After one revelatory discussion about the mission's goals, administration officials changed their chief objective from trying to eliminate the Taliban to making sure insurgents could no longer threaten the Afghan government's survival. The new strategy would include a closer relationship with Pakistan, along with a warning that the United States would step up its action against al-Qaeda camps in that country if the Pakistanis did not do it themselves.

In 25 hours of meetings that the president led over three months, participants reviewed in detail how complicated the Afghanistan conflict had become. The sessions were fluid, influenced by the ghosts of the wars in Vietnam and Iraq, as well as the imperatives of a soaring budget deficit.

"What was interesting was the metamorphosis," said national security adviser James L. Jones, the only senior official who agreed to discuss the deliberations on the record. "I dare say that none of us ended up where we started."

Jones did not reveal his own position.
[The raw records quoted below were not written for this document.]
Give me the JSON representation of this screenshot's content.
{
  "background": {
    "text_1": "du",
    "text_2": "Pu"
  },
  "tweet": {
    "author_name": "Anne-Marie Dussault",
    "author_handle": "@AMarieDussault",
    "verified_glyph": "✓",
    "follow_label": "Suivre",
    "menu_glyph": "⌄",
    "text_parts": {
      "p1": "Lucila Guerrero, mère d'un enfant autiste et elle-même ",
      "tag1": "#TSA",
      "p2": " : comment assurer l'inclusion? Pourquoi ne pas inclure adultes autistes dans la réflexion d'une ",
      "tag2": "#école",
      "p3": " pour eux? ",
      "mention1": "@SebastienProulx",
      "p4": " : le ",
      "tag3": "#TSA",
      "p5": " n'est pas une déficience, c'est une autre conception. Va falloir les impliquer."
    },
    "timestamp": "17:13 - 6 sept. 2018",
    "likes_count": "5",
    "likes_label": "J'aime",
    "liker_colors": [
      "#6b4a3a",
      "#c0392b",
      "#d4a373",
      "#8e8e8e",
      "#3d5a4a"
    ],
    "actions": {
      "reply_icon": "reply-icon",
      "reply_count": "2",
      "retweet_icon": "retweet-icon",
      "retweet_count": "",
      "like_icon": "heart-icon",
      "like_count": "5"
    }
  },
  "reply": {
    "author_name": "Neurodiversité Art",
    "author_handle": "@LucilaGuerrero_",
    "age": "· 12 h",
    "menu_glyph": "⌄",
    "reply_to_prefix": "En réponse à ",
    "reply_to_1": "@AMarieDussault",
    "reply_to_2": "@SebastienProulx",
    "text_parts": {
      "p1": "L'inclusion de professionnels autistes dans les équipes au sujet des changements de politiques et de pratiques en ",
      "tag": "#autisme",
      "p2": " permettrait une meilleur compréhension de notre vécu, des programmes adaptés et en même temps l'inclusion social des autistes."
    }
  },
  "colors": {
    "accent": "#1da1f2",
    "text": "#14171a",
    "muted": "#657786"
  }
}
But among a wide range of opinions as the process began, Vice President Biden was known to oppose a major troop buildup, Defense Secretary Robert M. Gates was publicly leery, and some of Obama's civilian advisers were privately opposed. When the president polled them on his final decision two days before it was announced, all endorsed it.

The new strategy allows the military to emphasize how much of McChrystal's vision the president endorsed and some of Obama's civilian advisers to say they conducted a wholesale redrawing of the approach to Afghanistan. For Obama, the immersion in the conflict, and in defining how the United States will fight it, makes a long and unpopular war his own.

Basic reality

Obama and his war council gathered in the Situation Room for the first of what would be nine official review sessions on a crisp Sunday in the second week of September. All of those in the room were familiar with McChrystal's classified 66-page assessment of "serious and deteriorating" conditions in Afghanistan, which made clear that "we were starting from zero after eight years of war," a civilian adviser said.